Karena itu, Allah Subhanahu wa taala mengingatkan dengan amat lugas:
فَإِن لَّمْ يَسْتَجِيبُوا۟ لَكَ فَٱعْلَمْ أَنَّمَا يَتَّبِعُونَ أَهْوَآءَهُمْ ۚ وَمَنْ أَضَلُّ مِمَّنِ ٱتَّبَعَ هَوَىٰهُ بِغَيْرِ هُدًى مِّنَ ٱللَّهِ ۚ إِنَّ ٱللَّهَ لَا يَهْدِى ٱلْقَوْمَ ٱلظَّٰلِمِينَ
“Maka jika mereka tidak menjawab (tantanganmu) ketahuilah bahwa sesungguhnya mereka hanyalah mengikuti hawa nafsu mereka (belaka).
Dan siapakah yang lebih sesat daripada orang yang mengikuti hawa nafsunya dengan tidak mendapat petunjuk dari Allah sedikit pun.
Sesungguhnya Allah tidak memberi petunjuk kepada orang-orang yang zhalim.” (Al Qashash: 50)
Nafsu kemegahan, kekuasaan, harta, dan gila sanjungan, semua itu adalah racun yang membunuh kehidupan.
Penyebab manusia jadi buta hati dan lupa daratan. Akibatnya tentu akan merajalela berbagai kezhaliman dan kejahatan.
Ketiga, keta’ajuban (kekaguman) seseorang terhadap dirinya
لَوْ لَمْ تَكُوْنُوا تُذْنِبُوْنَ خَشِيْتُ عَلَيْكُمْ مَا هُوَ أَكْبَرُ مِنْ ذَلِكَ الْعُجْبَ الْعُجْبَ
“Jika kalian tidak berdosa maka aku takut kalian ditimpa dengan perkara yang lebih besar darinya (yaitu) ujub! Ujub!”
Syaikh Muhammad bin Shalih Al Ustaimin Rahimahullah mengatakan, “Ujub itu bisa menggugurkan atau menghapus pahala amalan seorang hamba.”
Rasa kagum atau ta’ajub atas berbagai kelebihan yang ada pada dirinya, memang menyebabkan manusia menjadi lupa diri. Seolah-olah dirinya yang paling hebat.
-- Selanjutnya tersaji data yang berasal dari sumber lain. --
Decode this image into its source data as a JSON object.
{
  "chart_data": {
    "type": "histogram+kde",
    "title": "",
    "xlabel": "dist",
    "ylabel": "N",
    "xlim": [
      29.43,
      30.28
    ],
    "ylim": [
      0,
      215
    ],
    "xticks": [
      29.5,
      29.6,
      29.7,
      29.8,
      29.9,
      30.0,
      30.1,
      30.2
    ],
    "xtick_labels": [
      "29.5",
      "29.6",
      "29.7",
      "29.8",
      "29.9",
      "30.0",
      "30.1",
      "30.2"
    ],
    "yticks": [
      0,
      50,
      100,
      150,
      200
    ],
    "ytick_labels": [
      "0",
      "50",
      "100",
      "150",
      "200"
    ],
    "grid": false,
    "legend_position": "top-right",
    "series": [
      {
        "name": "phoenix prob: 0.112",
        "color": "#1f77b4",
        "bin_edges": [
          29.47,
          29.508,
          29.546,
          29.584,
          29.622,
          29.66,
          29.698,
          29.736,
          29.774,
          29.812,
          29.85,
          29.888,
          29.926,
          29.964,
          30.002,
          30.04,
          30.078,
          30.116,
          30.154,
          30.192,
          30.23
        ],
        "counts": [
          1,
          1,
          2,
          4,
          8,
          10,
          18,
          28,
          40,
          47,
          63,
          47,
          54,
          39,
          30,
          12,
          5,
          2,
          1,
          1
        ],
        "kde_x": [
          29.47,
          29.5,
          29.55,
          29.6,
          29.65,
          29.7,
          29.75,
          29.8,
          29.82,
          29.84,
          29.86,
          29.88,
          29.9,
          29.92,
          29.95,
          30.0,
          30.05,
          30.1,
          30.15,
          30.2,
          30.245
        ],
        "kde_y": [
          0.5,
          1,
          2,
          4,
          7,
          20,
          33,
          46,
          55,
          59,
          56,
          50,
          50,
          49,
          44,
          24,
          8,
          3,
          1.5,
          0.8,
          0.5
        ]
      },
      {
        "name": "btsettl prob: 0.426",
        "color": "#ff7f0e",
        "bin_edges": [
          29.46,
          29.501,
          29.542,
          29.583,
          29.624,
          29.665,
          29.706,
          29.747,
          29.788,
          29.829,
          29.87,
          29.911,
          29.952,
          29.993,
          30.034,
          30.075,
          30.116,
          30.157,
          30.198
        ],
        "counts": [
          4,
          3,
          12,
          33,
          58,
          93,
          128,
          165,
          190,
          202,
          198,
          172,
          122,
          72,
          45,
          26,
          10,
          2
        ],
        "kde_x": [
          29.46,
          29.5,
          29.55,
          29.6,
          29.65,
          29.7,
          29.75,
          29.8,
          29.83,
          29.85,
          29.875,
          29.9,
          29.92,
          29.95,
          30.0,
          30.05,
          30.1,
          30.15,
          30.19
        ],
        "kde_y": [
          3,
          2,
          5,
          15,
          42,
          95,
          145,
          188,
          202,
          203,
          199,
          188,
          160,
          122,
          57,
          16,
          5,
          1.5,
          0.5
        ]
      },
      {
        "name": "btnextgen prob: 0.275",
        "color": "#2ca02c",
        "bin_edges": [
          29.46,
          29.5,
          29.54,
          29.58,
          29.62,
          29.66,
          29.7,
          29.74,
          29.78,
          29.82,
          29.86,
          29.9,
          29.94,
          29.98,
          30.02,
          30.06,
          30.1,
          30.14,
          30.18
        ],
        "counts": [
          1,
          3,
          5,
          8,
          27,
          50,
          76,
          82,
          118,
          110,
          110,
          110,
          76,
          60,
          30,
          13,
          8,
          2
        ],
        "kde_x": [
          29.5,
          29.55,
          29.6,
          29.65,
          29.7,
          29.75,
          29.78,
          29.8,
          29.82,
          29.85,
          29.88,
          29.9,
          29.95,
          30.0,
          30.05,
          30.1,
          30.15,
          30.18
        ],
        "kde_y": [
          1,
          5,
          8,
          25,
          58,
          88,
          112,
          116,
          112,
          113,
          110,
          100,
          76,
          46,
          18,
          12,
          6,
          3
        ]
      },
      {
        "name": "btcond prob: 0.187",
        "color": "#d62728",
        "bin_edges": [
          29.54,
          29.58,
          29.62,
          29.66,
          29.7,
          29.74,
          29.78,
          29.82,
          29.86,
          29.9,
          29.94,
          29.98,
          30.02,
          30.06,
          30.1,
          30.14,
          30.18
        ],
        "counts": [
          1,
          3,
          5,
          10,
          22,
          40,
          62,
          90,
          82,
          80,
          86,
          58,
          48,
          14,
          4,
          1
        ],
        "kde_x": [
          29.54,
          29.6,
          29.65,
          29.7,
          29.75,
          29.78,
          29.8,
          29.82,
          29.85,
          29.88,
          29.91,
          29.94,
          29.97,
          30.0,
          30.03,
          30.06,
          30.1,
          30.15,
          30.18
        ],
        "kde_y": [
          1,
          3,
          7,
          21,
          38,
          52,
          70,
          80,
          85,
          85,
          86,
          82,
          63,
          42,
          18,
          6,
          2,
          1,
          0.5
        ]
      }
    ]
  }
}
Mungkin ilmu, kekuasaan, harta dan kekayaannya. Sikap ta’ajub kepada diri sendiri akan menumbuhkan sikap arogansi, menolak kebenaran dan meremehkan orang lain.
Tidak menutup kemungkinan sampai kepada puncak gangguan kejiwaan yang bernama superiority complex.
Yaitu sebuah gangguan dalam jiwa seseorang yang dilatarbelakangi oleh keinginan untuk mencapai kesempurnaan di dalam setiap aspek kehidupan orang tersebut.
Inilah resep Imam Ghazali agar seseorang terhindar dari ujub.
Pertama, jangan meremehkan yang lebih muda. Boleh jadi yang lebih muda lebih sedikit bermaksiat, sehingga lebih baik dari orang tua.
Kedua, jangan menyepelekan yang lebih tua. Anggaplah orang tua lebih banyak beribadah dari yang muda sehingga lebih banyak amalnya.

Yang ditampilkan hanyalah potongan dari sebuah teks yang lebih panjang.